P·P·O·W is pleased to present Elizabeth Glaessner’s third exhibition with the gallery, Phantom Tail. Siphoning inspiration from an evolving pool of art historical, mythological, and cultural references, and inspired by symbolist painters such as Edvard Munch, Glaessner conjures a surreal universe of hypnotic landscapes populated by androgynous doppelgangers, sphinxes, fiends, mirages, and more. Throughout the exhibition, Glaessner’s paintings act as portals, shepherding us into a world unmoored by virtue or vice where all manner of myths coexist without predetermined moral resolution.

The exhibition’s title, Phantom Tail, refers to both the lingering sensation of a primordial tail and alludes to possible origin tales now long forgotten. As a child, Glaessner’s protruding tail bone spawned an investigation of this feature as a lost vestige of humankind’s physical animality and our lost connection with the natural world. In paintings such as Galatea on Stilts, 2022, enigmatic limbs and tree trunks tonally and texturally converge, becoming indistinguishable from one another. This convergence reveals society’s cultural castration of our metaphorical ‘tails’ and offers a world where these can be felt again. Glaessner renders alternative psychological, sexual, and emotional worlds where the self is multitudinous, and heaven and hell are made irrelevant.

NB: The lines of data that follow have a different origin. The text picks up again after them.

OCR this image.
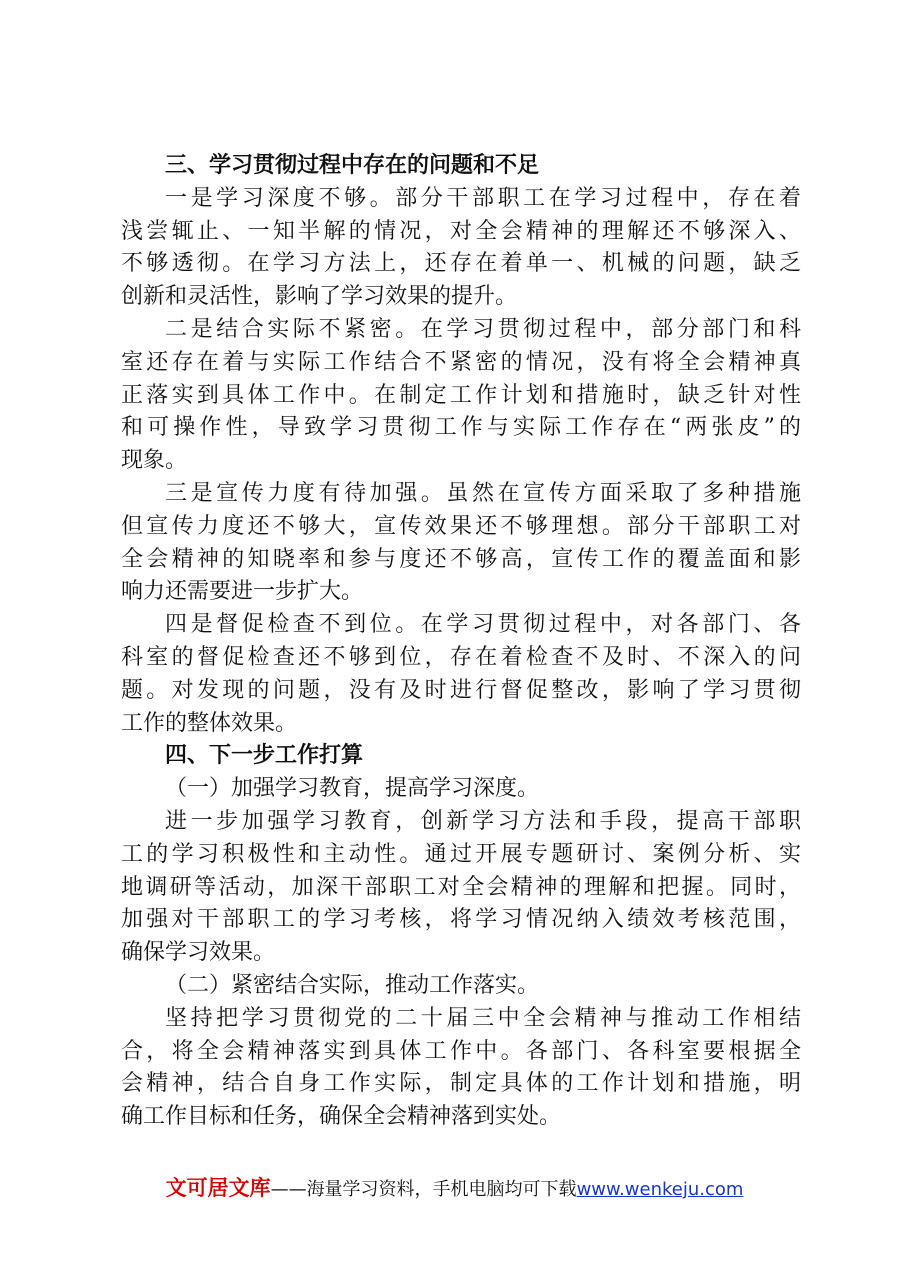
三、学习贯彻过程中存在的问题和不足
一是学习深度不够。部分干部职工在学习过程中，存在着
浅尝辄止、一知半解的情况，对全会精神的理解还不够深入、
不够透彻。在学习方法上，还存在着单一、机械的问题，缺乏
创新和灵活性，影响了学习效果的提升。
二是结合实际不紧密。在学习贯彻过程中，部分部门和科
室还存在着与实际工作结合不紧密的情况，没有将全会精神真
正落实到具体工作中。在制定工作计划和措施时，缺乏针对性
和可操作性，导致学习贯彻工作与实际工作存在“两张皮”的
现象。
三是宣传力度有待加强。虽然在宣传方面采取了多种措施
但宣传力度还不够大，宣传效果还不够理想。部分干部职工对
全会精神的知晓率和参与度还不够高，宣传工作的覆盖面和影
响力还需要进一步扩大。
四是督促检查不到位。在学习贯彻过程中，对各部门、各
科室的督促检查还不够到位，存在着检查不及时、不深入的问
题。对发现的问题，没有及时进行督促整改，影响了学习贯彻
工作的整体效果。
四、下一步工作打算
（一）加强学习教育，提高学习深度。
进一步加强学习教育，创新学习方法和手段，提高干部职
工的学习积极性和主动性。通过开展专题研讨、案例分析、实
地调研等活动，加深干部职工对全会精神的理解和把握。同时，
加强对干部职工的学习考核，将学习情况纳入绩效考核范围，
确保学习效果。
（二）紧密结合实际，推动工作落实。
坚持把学习贯彻党的二十届三中全会精神与推动工作相结
合，将全会精神落实到具体工作中。各部门、各科室要根据全
会精神，结合自身工作实际，制定具体的工作计划和措施，明
确工作目标和任务，确保全会精神落到实处。
文可居文库——海量学习资料，手机电脑均可下载www.wenkeju.com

Glaessner revels in transformation and multiplicity. Reflecting the metamorphosis occurring within these subjects, Glaessner grounds each painting with a bold color field that is variously poured or stained. Shifting between formal articulation and non-representational gesture, Glaessner works by layering oil over poured pigments dispersed with water and various binders to allow for the spontaneity of the paint to lay the foundation for fluid narratives. In Blue Recluse, 2021, Glaessner depicts a multi-limbed, spider-like being treading in a shallow sea. Bobbing just above the surface of the water, the head of this mythological figure echoes the moon on the horizon, while its highly articulated ankles mirror bones littering the sea floor. Sandwiched between these potent symbols, the figure alternately emerges from and dissolves into the surrounding water. Throughout the exhibition, Glaessner returns to liquid as both crucial to the process and symbolic of the emotional fluctuations of the figures.

Through both process and composition, Glaessner seeks to better understand this emotional world by making it visual, the amorphous figures ultimately serving as conduits for ineffable emotion. By mining the unconscious, Glaessner simultaneously triggers our collective primal knowledge buried by centuries of societal boundaries and moral codes.